La maladie d’Alzheimer est encore aujourd’hui très difficile à anticiper. On sait que des protéines cérébrales appelées ‘tau’ et ‘ß-amyloïdes’ viennent perturber les synapses, les points de communication entre les neurones. En effet les protéines tau, normalement impliquées dans la stabilisation des neurones, forment des enchevêtrements toxiques, tandis que l’amyloïde s’accumule en plaques, perturbant la communication neuronale, le tout causant une mort neuronale accélérée. Mais comment détecter l’apparition de ces plaques suffisamment à l’avance ?

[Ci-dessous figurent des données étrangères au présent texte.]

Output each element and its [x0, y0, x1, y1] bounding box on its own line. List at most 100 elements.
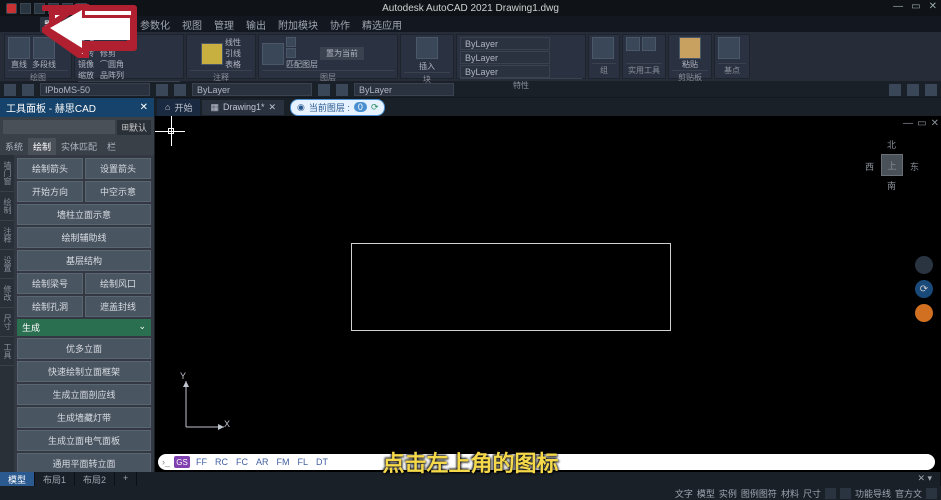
ptab-draw[interactable]: 绘制 — [28, 138, 56, 155]
btn-beam[interactable]: 绘制梁号 — [17, 273, 83, 294]
modify-array[interactable]: 品阵列 — [100, 70, 124, 81]
cmd-opt-ar[interactable]: AR — [254, 457, 271, 467]
cmd-opt-fc[interactable]: FC — [234, 457, 250, 467]
layer-on-icon[interactable] — [286, 37, 296, 47]
btn-base-struct[interactable]: 基层结构 — [17, 250, 151, 271]
layer-props-icon[interactable] — [262, 43, 284, 65]
status-material[interactable]: 材料 — [781, 487, 799, 500]
status-dim[interactable]: 尺寸 — [803, 487, 821, 500]
cmd-opt-fm[interactable]: FM — [275, 457, 292, 467]
tab-model[interactable]: 模型 — [0, 472, 35, 486]
maximize-icon[interactable]: ▭ — [911, 1, 920, 12]
modify-fillet[interactable]: ⌒圆角 — [100, 59, 124, 70]
side-anno[interactable]: 注释 — [0, 221, 14, 250]
btn-wall-elev[interactable]: 墙柱立面示意 — [17, 204, 151, 225]
tab-drawing1[interactable]: ▦ Drawing1* ✕ — [202, 100, 284, 115]
app-icon[interactable] — [6, 3, 17, 14]
side-wall[interactable]: 墙门窗 — [0, 155, 14, 192]
ptab-match[interactable]: 实体匹配 — [56, 138, 102, 155]
linetype-dropdown[interactable]: ByLayer — [460, 51, 550, 64]
layer-match[interactable]: 匹配图层 — [286, 59, 318, 70]
btn-gen-5[interactable]: 通用平面转立面 — [17, 453, 151, 474]
vp-max-icon[interactable]: ▭ — [917, 118, 926, 129]
drawing-viewport[interactable]: — ▭ ✕ X Y 北 南 东 西 — [155, 116, 941, 486]
table-label[interactable]: 表格 — [225, 59, 241, 70]
viewcube-top[interactable]: 上 — [881, 154, 903, 176]
close-icon[interactable]: ✕ — [929, 1, 937, 12]
tab-addins[interactable]: 附加模块 — [274, 17, 322, 32]
status-icon-3[interactable] — [926, 488, 937, 499]
lineweight-dropdown[interactable]: ByLayer — [460, 65, 550, 78]
cmd-opt-rc[interactable]: RC — [213, 457, 230, 467]
prop-icon-1[interactable] — [4, 84, 16, 96]
cmd-opt-dt[interactable]: DT — [314, 457, 330, 467]
floor-badge[interactable]: ◉ 当前图层 : 0 ⟳ — [290, 99, 385, 116]
minimize-icon[interactable]: — — [893, 1, 903, 12]
text-icon[interactable] — [201, 43, 223, 65]
refresh-icon[interactable]: ⟳ — [371, 102, 379, 113]
tab-add-icon[interactable]: + — [115, 472, 137, 486]
prop-icon-6[interactable] — [336, 84, 348, 96]
color-dropdown[interactable]: ByLayer — [460, 37, 550, 50]
status-icon-1[interactable] — [825, 488, 836, 499]
btn-dir-start[interactable]: 开始方向 — [17, 181, 83, 202]
nav-compass-icon[interactable]: ⟳ — [915, 280, 933, 298]
prop-end-3[interactable] — [925, 84, 937, 96]
side-mod[interactable]: 修改 — [0, 279, 14, 308]
side-tool[interactable]: 工具 — [0, 337, 14, 366]
vc-north[interactable]: 北 — [887, 138, 896, 151]
cmd-opt-ff[interactable]: FF — [194, 457, 209, 467]
status-model[interactable]: 模型 — [697, 487, 715, 500]
status-legend[interactable]: 图例图符 — [741, 487, 777, 500]
tab-view[interactable]: 视图 — [178, 17, 206, 32]
modify-scale[interactable]: 缩放 — [78, 70, 94, 81]
status-official[interactable]: 官方文 — [895, 487, 922, 500]
prop-icon-4[interactable] — [174, 84, 186, 96]
prop-end-1[interactable] — [889, 84, 901, 96]
prop-icon-5[interactable] — [318, 84, 330, 96]
side-dim[interactable]: 尺寸 — [0, 308, 14, 337]
color-dropdown-2[interactable]: ByLayer — [354, 83, 454, 96]
paste-icon[interactable] — [679, 37, 701, 59]
btn-vent[interactable]: 绘制风口 — [85, 273, 151, 294]
status-func[interactable]: 功能导线 — [855, 487, 891, 500]
nav-orbit-icon[interactable] — [915, 304, 933, 322]
calc-icon[interactable] — [642, 37, 656, 51]
status-inst[interactable]: 实例 — [719, 487, 737, 500]
tab-output[interactable]: 输出 — [242, 17, 270, 32]
btn-gen-0[interactable]: 优多立面 — [17, 338, 151, 359]
palette-close-icon[interactable]: ✕ — [140, 102, 148, 113]
btn-arrow-draw[interactable]: 绘制箭头 — [17, 158, 83, 179]
side-draw[interactable]: 绘制 — [0, 192, 14, 221]
tab-manage[interactable]: 管理 — [210, 17, 238, 32]
prop-icon-2[interactable] — [22, 84, 34, 96]
viewcube[interactable]: 北 南 东 西 上 — [863, 136, 921, 194]
vc-south[interactable]: 南 — [887, 179, 896, 192]
group-icon[interactable] — [592, 37, 614, 59]
line-icon[interactable] — [8, 37, 30, 59]
btn-aux-line[interactable]: 绘制辅助线 — [17, 227, 151, 248]
modify-mirror[interactable]: 镜像 — [78, 59, 94, 70]
ptab-col[interactable]: 栏 — [102, 138, 121, 155]
btn-gen-2[interactable]: 生成立面剖应线 — [17, 384, 151, 405]
vp-close-icon[interactable]: ✕ — [931, 118, 939, 129]
btn-hollow[interactable]: 中空示意 — [85, 181, 151, 202]
btn-cover[interactable]: 遮盖封线 — [85, 296, 151, 317]
tab-collaborate[interactable]: 协作 — [326, 17, 354, 32]
textstyle-dropdown[interactable]: IPboMS-50 — [40, 83, 150, 96]
status-icon-2[interactable] — [840, 488, 851, 499]
vp-min-icon[interactable]: — — [903, 118, 913, 129]
tab-featured[interactable]: 精选应用 — [358, 17, 406, 32]
tab-layout2[interactable]: 布局2 — [75, 472, 115, 486]
leader-label[interactable]: 引线 — [225, 48, 241, 59]
layer-freeze-icon[interactable] — [286, 48, 296, 58]
search-input[interactable] — [3, 120, 115, 134]
nav-pan-icon[interactable] — [915, 256, 933, 274]
tab-close-icon[interactable]: ✕ — [269, 102, 277, 113]
btn-arrow-set[interactable]: 设置箭头 — [85, 158, 151, 179]
cmd-gs-badge[interactable]: GS — [174, 456, 190, 468]
qat-new-icon[interactable] — [20, 3, 31, 14]
cmd-opt-fl[interactable]: FL — [296, 457, 311, 467]
status-text[interactable]: 文字 — [675, 487, 693, 500]
btn-gen-1[interactable]: 快速绘制立面框架 — [17, 361, 151, 382]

Pour trouver des marqueurs précoces, une équipe à réaliser par ponction lombaire une simple mesure du liquide céphalo-rachidien, un fluide entourant le cerveau pour le protéger des chocs, et lui servant à évacuer les déchêts, reflétant ainsi les processus biologiques cérébraux. Ils ont de cette manière révélé que quatre marqueurs synaptiques (SYT1, SNAP25, ADAM23, ADAM22), avaient des liens étroits avec les protéines tau et amyloïde, les deux acteurs clés de la maladie. Fait surprenant : ces marqueurs synaptiques étaient moins élevés chez les individus ayant une forme d’Alzheimer ne présentant que des plaques amyloïde, que lorsque la protéine tau était aussi présente. Cela pourrait indiquer une phase précoce de la maladie où les dommages synaptiques sont déjà présents (ß-amyloïdes), mais où les mécanismes de dégénérescence neuronale (plaques tau) ne sont pas encore pleinement activés.
Ce n’est évidemment pas la première fois le liquide céphalo-rachidien est utilisé pour trouver des marqueurs de cette maladie, mais les recherches avancent pour ouvrir la voie à de nouveaux outils diagnostiques et à une meilleure compréhension des mécanismes précoces de la maladie.